From 1988 and “Droppin’ Science” through to Dr. Dre’s 1999 track “The Next Episode,” Capitol/Blue Note’s ’70s back catalog provided the blueprint for hip-hop’s expansion–into textural and textual subtlety–just as James Brown and Chic had done for hip-hop’s foundation. Samples like “Who’s Makin’ Love” as well as “It’s Your Thing” by Donaldson, the basis for “Punks Jump Up to Get Beat Down,” Donald Byrd’s “Think Twice,” and Lonnie Smith’s “Spinnin’ Wheel” (both used extensively by De La Soul and A Tribe Called Quest), and a multitude of others made Blue Note a crate digger’s cri de coeur during the glory days of hip-hop sampling.

No one knows this better than Eli Wolf, Blue Note Records V.P. for A&R. A thirty-something jazz saxophonist and hip-hop-phile, Wolf has had a hand in much of Blue Note’s extensive history of embracing its own sample- and remix-ability, from dabbling on the New Groove projects to co-producing Madlib’s Shades of Blue, to compiling Droppin’ Science. “It was a change [in hip-hop],” says Wolf of what he calls the music’s Blue Note era, “but really it was more of an evolution. As a hip-hop fan and a jazz fan at that time in the late ’80s and early ’90s, I really saw the two coalesce–with the Native Tongues era, for example, there was a transition, going from straight soul and funk to more jazzy sounds.”

To illustrate that era, Wolf has assembled a collection of recordings judged on two qualifications: the cultural impact of the music each is sampled in, and how the song stands on its own. Blue Note’s breaks contributions and seminal acid-jazz sounds have been touted on compilations for years, for example on the Blue Break Beats series, but Droppin’ Science succeeds in two ways in which others have often failed. As a look back at the broad creativity and production genius of 1990s hip-hop, Science shows us producers and crate diggers willing and able to ignore old hip-hop standards in order to find sounds more aligned to their increasing musicality and studio maturity.

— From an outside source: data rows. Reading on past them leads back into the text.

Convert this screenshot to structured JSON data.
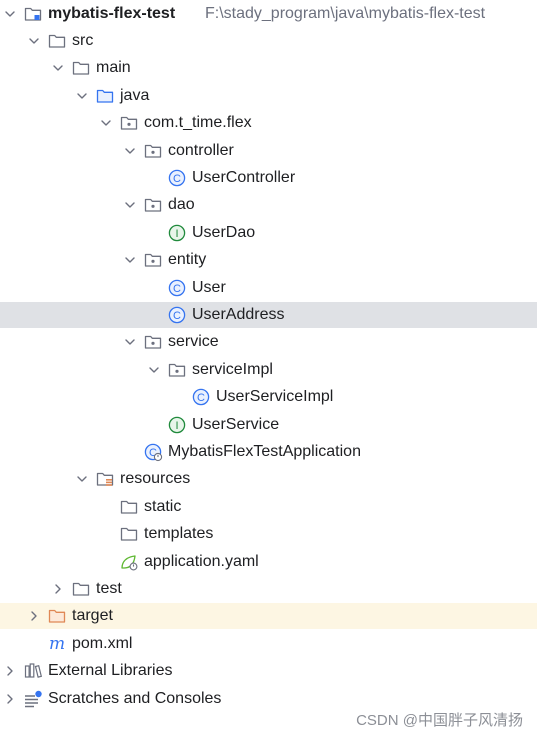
{
  "project": {
    "rows": [
      {
        "label": "mybatis-flex-test",
        "path": "F:\\stady_program\\java\\mybatis-flex-test",
        "icon": "module-folder-icon",
        "chevron": "chevron-down-icon",
        "depth": 0,
        "bold": true
      },
      {
        "label": "src",
        "icon": "folder-icon",
        "chevron": "chevron-down-icon",
        "depth": 1
      },
      {
        "label": "main",
        "icon": "folder-icon",
        "chevron": "chevron-down-icon",
        "depth": 2
      },
      {
        "label": "java",
        "icon": "source-root-folder-icon",
        "chevron": "chevron-down-icon",
        "depth": 3
      },
      {
        "label": "com.t_time.flex",
        "icon": "package-icon",
        "chevron": "chevron-down-icon",
        "depth": 4
      },
      {
        "label": "controller",
        "icon": "package-icon",
        "chevron": "chevron-down-icon",
        "depth": 5
      },
      {
        "label": "UserController",
        "icon": "class-icon",
        "chevron": "",
        "depth": 6
      },
      {
        "label": "dao",
        "icon": "package-icon",
        "chevron": "chevron-down-icon",
        "depth": 5
      },
      {
        "label": "UserDao",
        "icon": "interface-icon",
        "chevron": "",
        "depth": 6
      },
      {
        "label": "entity",
        "icon": "package-icon",
        "chevron": "chevron-down-icon",
        "depth": 5
      },
      {
        "label": "User",
        "icon": "class-icon",
        "chevron": "",
        "depth": 6
      },
      {
        "label": "UserAddress",
        "icon": "class-icon",
        "chevron": "",
        "depth": 6,
        "selected": true
      },
      {
        "label": "service",
        "icon": "package-icon",
        "chevron": "chevron-down-icon",
        "depth": 5
      },
      {
        "label": "serviceImpl",
        "icon": "package-icon",
        "chevron": "chevron-down-icon",
        "depth": 6
      },
      {
        "label": "UserServiceImpl",
        "icon": "class-icon",
        "chevron": "",
        "depth": 7
      },
      {
        "label": "UserService",
        "icon": "interface-icon",
        "chevron": "",
        "depth": 6
      },
      {
        "label": "MybatisFlexTestApplication",
        "icon": "spring-boot-class-icon",
        "chevron": "",
        "depth": 5
      },
      {
        "label": "resources",
        "icon": "resources-folder-icon",
        "chevron": "chevron-down-icon",
        "depth": 3
      },
      {
        "label": "static",
        "icon": "folder-icon",
        "chevron": "",
        "depth": 4
      },
      {
        "label": "templates",
        "icon": "folder-icon",
        "chevron": "",
        "depth": 4
      },
      {
        "label": "application.yaml",
        "icon": "spring-config-icon",
        "chevron": "",
        "depth": 4
      },
      {
        "label": "test",
        "icon": "folder-icon",
        "chevron": "chevron-right-icon",
        "depth": 2
      },
      {
        "label": "target",
        "icon": "excluded-folder-icon",
        "chevron": "chevron-right-icon",
        "depth": 1,
        "excluded": true
      },
      {
        "label": "pom.xml",
        "icon": "maven-icon",
        "chevron": "",
        "depth": 1
      },
      {
        "label": "External Libraries",
        "icon": "libraries-icon",
        "chevron": "chevron-right-icon",
        "depth": 0
      },
      {
        "label": "Scratches and Consoles",
        "icon": "scratches-icon",
        "chevron": "chevron-right-icon",
        "depth": 0
      }
    ]
  },
  "watermark": "CSDN @中国胖子风清扬",
  "colors": {
    "selection": "#dfe1e5",
    "excluded_row": "#fdf6e3",
    "text": "#1e1f22",
    "path_text": "#6c707e",
    "icon_gray": "#6c707e",
    "class_blue": "#3574f0",
    "interface_green": "#208a3c",
    "source_blue": "#3574f0",
    "excluded_orange": "#e08855",
    "resources_orange": "#e08855",
    "spring_green": "#5fb832",
    "chevron": "#6c707e"
  }
}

Perhaps more importantly, however, Science provides a new look at Blue Note’s own 1970s output. In his 2003 book, Blue Note Records: The Biography, the late, great jazz curmudgeon Richard Cook devotes mere pages to the label’s entire ’70s existence. “The label floundered around in search of a direction,” he says, dismissing the likes of Donald Byrd’s Mizell Brothers-produced ’70s albums as “increasingly silly.” Maybe so, to an avant-gardist like Cook. To the rest of the world, those productions provided the dramatic and orchestral jazz-funk sounds that defined the time when hip-hop became the most commercially and artistically important music in the world, and gave voice to everything from Dre’s Gs-and-drama swathes of sound to J Dilla’s reinvention of the hip-hop producer.